On a recent Saturday, I worked in the yard for a while, listening to an audiobook to distract me from how much I dislike it.
I enjoy being outdoors and love the sun. I am less fond of the actual work of trying to control a bazillion weeds every summer. But I was doing it under a cloudless Colorado blue sky drenched in sunshine. And I mean cloudless. And did I say blue?
Then the thirst and sweating got to be too much, and I went inside to clean up. The next stop was the library for an afternoon writing session.
This transition took less than fifteen minutes. When I left the yard, I saw no sign of bad weather. By the time I got to the library, I wasn’t sure I could get from my car to the door without getting soaked.
After eighteen years in Colorado, I should not be surprised.
I got myself set up to work where I could look out a long wall of windows. Usually I enjoy the view of the mountains.
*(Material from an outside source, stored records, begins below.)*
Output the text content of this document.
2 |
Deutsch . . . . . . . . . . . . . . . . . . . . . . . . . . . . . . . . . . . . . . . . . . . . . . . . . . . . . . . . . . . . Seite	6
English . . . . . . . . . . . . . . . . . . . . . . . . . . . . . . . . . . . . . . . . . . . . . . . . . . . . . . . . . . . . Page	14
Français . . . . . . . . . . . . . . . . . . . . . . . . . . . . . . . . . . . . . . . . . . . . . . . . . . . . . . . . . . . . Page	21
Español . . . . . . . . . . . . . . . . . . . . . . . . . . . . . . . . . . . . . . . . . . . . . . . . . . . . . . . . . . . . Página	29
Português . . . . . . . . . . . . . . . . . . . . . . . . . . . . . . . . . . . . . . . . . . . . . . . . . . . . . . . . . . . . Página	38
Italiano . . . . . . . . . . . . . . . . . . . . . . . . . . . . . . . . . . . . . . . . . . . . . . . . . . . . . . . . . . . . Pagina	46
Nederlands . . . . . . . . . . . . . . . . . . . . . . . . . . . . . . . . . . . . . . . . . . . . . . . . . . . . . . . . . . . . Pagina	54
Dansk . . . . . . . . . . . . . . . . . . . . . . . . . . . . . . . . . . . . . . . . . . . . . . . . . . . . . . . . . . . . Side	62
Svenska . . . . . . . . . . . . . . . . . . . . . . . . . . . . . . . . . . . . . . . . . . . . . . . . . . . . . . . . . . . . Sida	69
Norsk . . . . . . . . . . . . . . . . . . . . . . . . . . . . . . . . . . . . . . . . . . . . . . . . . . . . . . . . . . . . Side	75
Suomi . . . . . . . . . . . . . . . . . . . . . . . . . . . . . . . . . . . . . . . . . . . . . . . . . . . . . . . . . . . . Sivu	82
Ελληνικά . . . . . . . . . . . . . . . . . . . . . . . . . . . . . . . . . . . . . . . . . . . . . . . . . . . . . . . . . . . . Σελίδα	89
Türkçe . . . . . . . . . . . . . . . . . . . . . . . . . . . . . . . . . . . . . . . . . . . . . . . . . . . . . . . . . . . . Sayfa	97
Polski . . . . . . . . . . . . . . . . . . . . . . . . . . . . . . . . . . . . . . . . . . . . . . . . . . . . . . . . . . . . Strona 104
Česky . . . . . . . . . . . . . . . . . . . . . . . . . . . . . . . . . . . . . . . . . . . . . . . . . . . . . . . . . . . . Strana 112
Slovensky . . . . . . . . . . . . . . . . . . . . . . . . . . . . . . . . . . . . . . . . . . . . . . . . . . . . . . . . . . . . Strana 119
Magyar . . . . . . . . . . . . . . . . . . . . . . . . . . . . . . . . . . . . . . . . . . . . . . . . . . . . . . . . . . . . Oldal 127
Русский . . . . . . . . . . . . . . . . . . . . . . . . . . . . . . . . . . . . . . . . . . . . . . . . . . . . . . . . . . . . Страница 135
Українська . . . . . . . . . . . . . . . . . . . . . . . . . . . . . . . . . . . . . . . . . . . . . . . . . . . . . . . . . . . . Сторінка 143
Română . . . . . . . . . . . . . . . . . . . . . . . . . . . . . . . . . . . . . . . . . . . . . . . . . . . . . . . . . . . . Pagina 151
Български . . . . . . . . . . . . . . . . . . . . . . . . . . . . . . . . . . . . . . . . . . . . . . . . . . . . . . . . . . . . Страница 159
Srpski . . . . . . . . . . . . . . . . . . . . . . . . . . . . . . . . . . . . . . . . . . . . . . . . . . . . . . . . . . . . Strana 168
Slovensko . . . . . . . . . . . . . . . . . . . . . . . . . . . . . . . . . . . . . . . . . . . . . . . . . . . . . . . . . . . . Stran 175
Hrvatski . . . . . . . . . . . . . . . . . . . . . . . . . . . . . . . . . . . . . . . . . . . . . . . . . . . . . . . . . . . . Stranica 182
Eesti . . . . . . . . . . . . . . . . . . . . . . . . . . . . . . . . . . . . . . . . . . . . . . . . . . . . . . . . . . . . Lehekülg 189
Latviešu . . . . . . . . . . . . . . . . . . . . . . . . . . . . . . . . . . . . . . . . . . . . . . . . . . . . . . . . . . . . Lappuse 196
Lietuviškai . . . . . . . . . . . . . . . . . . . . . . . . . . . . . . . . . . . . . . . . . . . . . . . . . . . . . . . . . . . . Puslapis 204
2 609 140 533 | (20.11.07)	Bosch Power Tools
On that day, the pounding storm was the main attraction, completely obscuring the Rockies.
And then, just as quickly, the storm passed.
What happened next made my laugh out loud in a library. Cell phones started going off all over the library. Even the ones with the ringers turned off buzzed in chorus.
People scrambled to quiet phones in purses and bookbags. Finally someone said aloud, “It’s an alert notice about the storm.”
It was too late to call it a warning, at least in my neighborhood.
It seemed to me that a lot of the alerts we get in our lives are like that—coming too late.
• Too late not to get seriously ill.
• Too late not to step off that curb and break your ankle.
• Too late to take back those spiteful words.
• Too late not to make that questionable choice about a job or relationship that will change the future.
How fragile life is. And how quickly it can change.
The storm was over. Blue skies. Sun. Mountains. It was all as if the deluge hadn’t happened. And that, too, is a reminder. The blinding storms happened, but they don’t have to be the last thing we see. We can always look for the grace of wholeness, healing and restoration.